Now let's observe equation
$$ Lf=u $$
where $L$ is a linear transformation in space $\mathcal{F}$ and $f,u \in \mathcal{F}$. Let $v \in \mathcal{F}$ be arbitrary. Now previous equations finite-dimensional weak form is
$$ \langle Lf,v \rangle = \langle u , v \rangle \quad \forall v \in \mathcal{F} .$$
Let $V_d \subset \mathcal{F}$ be subspace where dim$(V_d)=n \in \mathbb{N}$. First equations solution $f$ projection $f_d$ to subspace $V_d$ satisfies finite dimensional weak form:
$$ \langle Lf_d,v_d \rangle = \langle u , v_d \rangle \quad \forall v_d \in V_d .$$
Now we can call the following as error vector of projection
$$ (f-f_d) \in \mathcal{F}. $$
Show that image of error vector $L(f-f_d)$ belongs to the orthogonal complement of subspace $V_d$.
Attempt to show
By definition, something belongs to the orthogonal complement of $V_d$ when the following condition is satisfied. Let's denote orthogonal complement of $V_d$ as $V_d^{\perp}$
$$ V_d^{\perp} = \{ \vec{v} \in \mathcal{F} | \langle \vec{v}, \vec{w} \rangle = 0 \quad \forall \vec{w} \in V_d \} $$.

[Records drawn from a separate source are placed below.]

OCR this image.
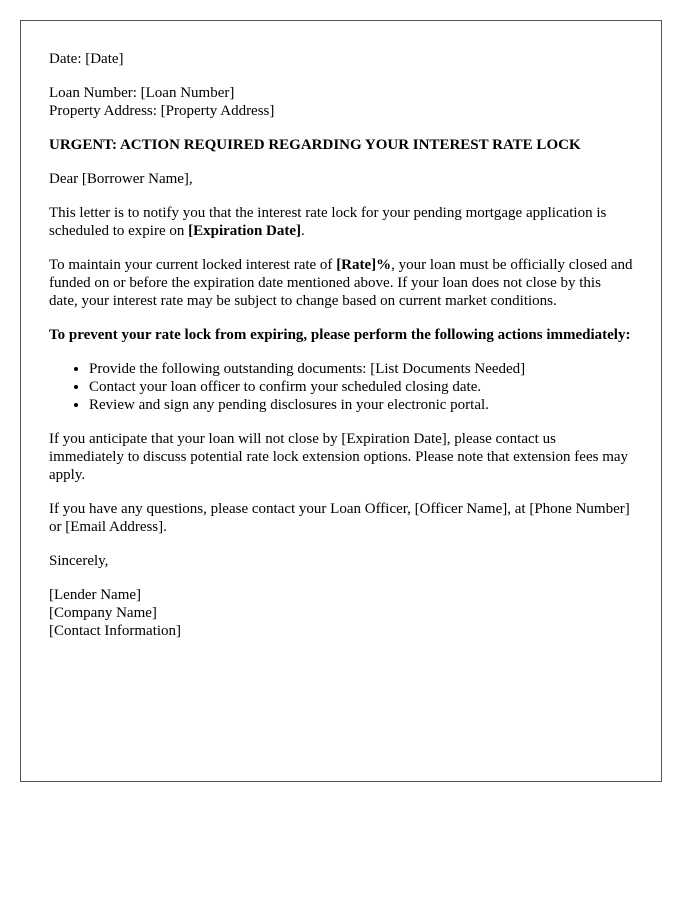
Date: [Date]

Loan Number: [Loan Number]

Property Address: [Property Address]

URGENT: ACTION REQUIRED REGARDING YOUR INTEREST RATE LOCK

Dear [Borrower Name],

This letter is to notify you that the interest rate lock for your pending mortgage application is scheduled to expire on [Expiration Date].

To maintain your current locked interest rate of [Rate]%, your loan must be officially closed and funded on or before the expiration date mentioned above. If your loan does not close by this date, your interest rate may be subject to change based on current market conditions.

To prevent your rate lock from expiring, please perform the following actions immediately:

• Provide the following outstanding documents: [List Documents Needed]
• Contact your loan officer to confirm your scheduled closing date.
• Review and sign any pending disclosures in your electronic portal.

If you anticipate that your loan will not close by [Expiration Date], please contact us immediately to discuss potential rate lock extension options. Please note that extension fees may apply.

If you have any questions, please contact your Loan Officer, [Officer Name], at [Phone Number] or [Email Address].

Sincerely,

[Lender Name]

[Company Name]

[Contact Information]
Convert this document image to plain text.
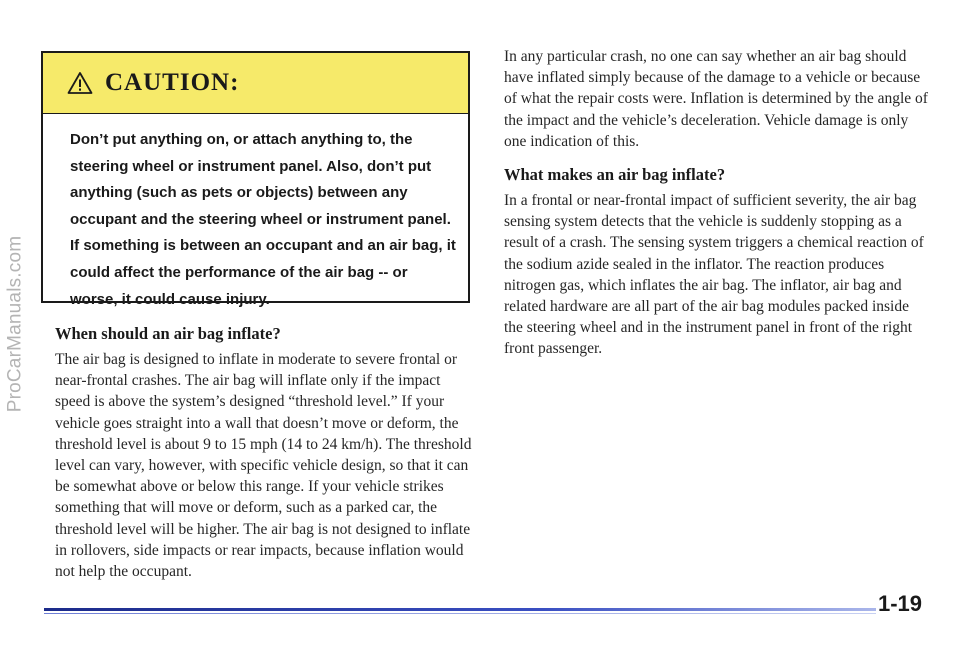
ProCarManuals.com
CAUTION:
Don’t put anything on, or attach anything to, the steering wheel or instrument panel. Also, don’t put anything (such as pets or objects) between any occupant and the steering wheel or instrument panel. If something is between an occupant and an air bag, it could affect the performance of the air bag -- or worse, it could cause injury.
When should an air bag inflate?

The air bag is designed to inflate in moderate to severe frontal or near-frontal crashes. The air bag will inflate only if the impact speed is above the system’s designed “threshold level.” If your vehicle goes straight into a wall that doesn’t move or deform, the threshold level is about 9 to 15 mph (14 to 24 km/h). The threshold level can vary, however, with specific vehicle design, so that it can be somewhat above or below this range. If your vehicle strikes something that will move or deform, such as a parked car, the threshold level will be higher. The air bag is not designed to inflate in rollovers, side impacts or rear impacts, because inflation would not help the occupant.

In any particular crash, no one can say whether an air bag should have inflated simply because of the damage to a vehicle or because of what the repair costs were. Inflation is determined by the angle of the impact and the vehicle’s deceleration. Vehicle damage is only one indication of this.

What makes an air bag inflate?

In a frontal or near-frontal impact of sufficient severity, the air bag sensing system detects that the vehicle is suddenly stopping as a result of a crash. The sensing system triggers a chemical reaction of the sodium azide sealed in the inflator. The reaction produces nitrogen gas, which inflates the air bag. The inflator, air bag and related hardware are all part of the air bag modules packed inside the steering wheel and in the instrument panel in front of the right front passenger.

1-19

So I need to somehow show that $L(f-f_d) \in V_d^{\perp}$.
I've been trying to think about this but it seems I'm having little to no progress towards a solution. Any hints or suggestions on what should I do? I think I'm stuck.
Edit
I think I need to show that (note I can be wrong)
$$ L(f-f_d) \in V_d \iff \langle L(f-f_d),w \rangle = 0 \quad \forall w \in V_d $$
$$ \iff \langle Lf,w \rangle - \langle Lf_d, w \rangle = 0 \quad \forall w \in V_d $$
$$ \iff \langle Lf,w \rangle = \langle Lf_d, w \rangle \quad \forall w \in V_d $$
Now the equation is begin to look like finite dimensional weak form
If we utilize the fact that $Lf=u$ we can rewrite the equation as
$$ \iff \langle Lf_d , w \rangle = \langle u, w \rangle \quad \forall w \in V_d $$
Now when $V_d$ should satisfy this by "definition" this should be it?